Dáil debates

Wednesday, 15 November 2006

3:00 pm

Photo of Micheál MartinMicheál Martin (Cork South Central, Fianna Fail)

The details of Enterprise Ireland's expenditure over the past five years on its current headquarters in Glasnevin in order to meet both its business needs and health and safety obligations is an operational matter for Enterprise Ireland and not one in which I have a function.

However, I understand from Enterprise Ireland that, in the period 2001-06, it spent €6.6 million on redevelopments on its Glasnevin site. This expenditure was committed well in advance of the Government decision to decentralise and was necessitated by the organisation's business needs. These included the need to accommodate the move from certain laboratory based activities to increasingly office based activities, the need to upgrade older buildings in order to meet health and safety considerations and the need to realign staff between buildings to meet the organisation's demanding strategic plan targets. This expenditure is split between expenditure on Technology House, which amounts to €4.5 million, and expenditure on the Materials Building, which amounts to €1.6 million. Enterprise Ireland also spent a further €640,000 on site consolidation and is now in possession of a very valuable asset which can be sold following the move to Eastpoint Business Park. The bulk of this expenditure took place in the period 2001 to 2003. Enterprise Ireland signed the lease in September 2006 for a single site Dublin office in Eastpoint Business Park in order to relocate its Dublin-based staff from its current four Dublin locations.
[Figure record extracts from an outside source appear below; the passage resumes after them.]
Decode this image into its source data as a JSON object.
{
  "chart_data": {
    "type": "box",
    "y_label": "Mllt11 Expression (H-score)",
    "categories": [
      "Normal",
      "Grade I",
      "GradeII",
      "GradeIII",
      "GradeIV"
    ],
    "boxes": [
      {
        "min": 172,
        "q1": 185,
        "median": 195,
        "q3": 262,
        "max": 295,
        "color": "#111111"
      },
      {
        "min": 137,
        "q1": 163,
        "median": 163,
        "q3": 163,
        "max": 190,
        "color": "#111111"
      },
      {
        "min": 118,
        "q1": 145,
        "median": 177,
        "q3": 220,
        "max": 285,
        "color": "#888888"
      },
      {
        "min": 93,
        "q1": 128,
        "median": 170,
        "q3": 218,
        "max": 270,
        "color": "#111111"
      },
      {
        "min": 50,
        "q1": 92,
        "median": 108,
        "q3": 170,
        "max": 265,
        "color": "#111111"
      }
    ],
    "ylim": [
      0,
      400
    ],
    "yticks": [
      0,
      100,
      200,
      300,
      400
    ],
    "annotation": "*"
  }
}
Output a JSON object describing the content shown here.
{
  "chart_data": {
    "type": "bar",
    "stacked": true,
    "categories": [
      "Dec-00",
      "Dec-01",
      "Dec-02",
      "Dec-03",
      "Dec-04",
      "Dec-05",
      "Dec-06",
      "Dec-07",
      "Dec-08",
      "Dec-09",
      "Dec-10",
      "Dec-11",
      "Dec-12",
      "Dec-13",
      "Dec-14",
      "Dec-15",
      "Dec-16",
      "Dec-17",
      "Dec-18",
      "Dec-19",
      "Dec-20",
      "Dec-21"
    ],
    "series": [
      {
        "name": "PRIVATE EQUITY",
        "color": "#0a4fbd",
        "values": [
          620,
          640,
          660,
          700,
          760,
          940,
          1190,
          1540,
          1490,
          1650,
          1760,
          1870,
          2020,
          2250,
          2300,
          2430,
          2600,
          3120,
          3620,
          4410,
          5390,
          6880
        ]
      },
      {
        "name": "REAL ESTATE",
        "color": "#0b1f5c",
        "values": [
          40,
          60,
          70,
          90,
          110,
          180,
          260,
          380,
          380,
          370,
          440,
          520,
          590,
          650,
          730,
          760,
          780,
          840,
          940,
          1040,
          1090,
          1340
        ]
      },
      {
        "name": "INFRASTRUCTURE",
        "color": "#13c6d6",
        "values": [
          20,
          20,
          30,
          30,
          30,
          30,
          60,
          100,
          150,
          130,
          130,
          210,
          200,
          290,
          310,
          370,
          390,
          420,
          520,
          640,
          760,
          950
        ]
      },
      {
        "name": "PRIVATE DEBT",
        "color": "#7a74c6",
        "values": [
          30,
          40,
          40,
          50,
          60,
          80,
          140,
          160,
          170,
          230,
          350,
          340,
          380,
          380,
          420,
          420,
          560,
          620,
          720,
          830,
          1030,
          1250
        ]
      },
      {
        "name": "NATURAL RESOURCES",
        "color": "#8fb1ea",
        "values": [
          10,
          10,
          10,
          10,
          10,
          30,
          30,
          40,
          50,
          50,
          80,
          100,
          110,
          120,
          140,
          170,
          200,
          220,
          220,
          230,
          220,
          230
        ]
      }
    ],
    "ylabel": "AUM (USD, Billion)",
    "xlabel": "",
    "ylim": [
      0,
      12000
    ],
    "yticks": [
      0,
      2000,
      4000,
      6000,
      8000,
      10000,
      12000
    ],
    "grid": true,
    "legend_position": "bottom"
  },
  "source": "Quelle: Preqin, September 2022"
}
The cost of this lease amounts to €2.9 million per annum.

The decision to relocate to Eastpoint was made in order to meet the business needs of the agency. Currently, Enterprise Ireland occupies four office locations in Dublin, primarily as a result of the amalgamation of various State agencies over a number of years into a single organisation to support indigenous enterprise. The lease on two of these buildings will expire in the fourth quarter of 2008, necessitating the move to a single site.

From an operational perspective, occupying four separate locations in Dublin was suboptimal, especially for an agency mandated to provide a range of services and expertise across several critical business functions in a holistic fashion. Crucially, having all Dublin based-agency staff in one location will enable Enterprise Ireland to further deliver on one of its most important new initiatives, namely, the creation of integrated teams of staff with complementary expertise to service client companies. Locating Dublin- based staff in a single location will significantly increase the level of collaboration within the organisation which will enable Enterprise Ireland to deliver a more effective service to client companies.

The move to Eastpoint will enable the agency to sell the majority of its valuable site in Glasnevin, while also enabling the National Standards Authority of Ireland to temporarily relocate from existing substandard accommodation which is causing health and safety problems to one of the buildings on the site which has already been refurbished by Enterprise Ireland, namely, the Materials Building. This move does not in any way impact on the National Standards Authority of Ireland's decentralisation process.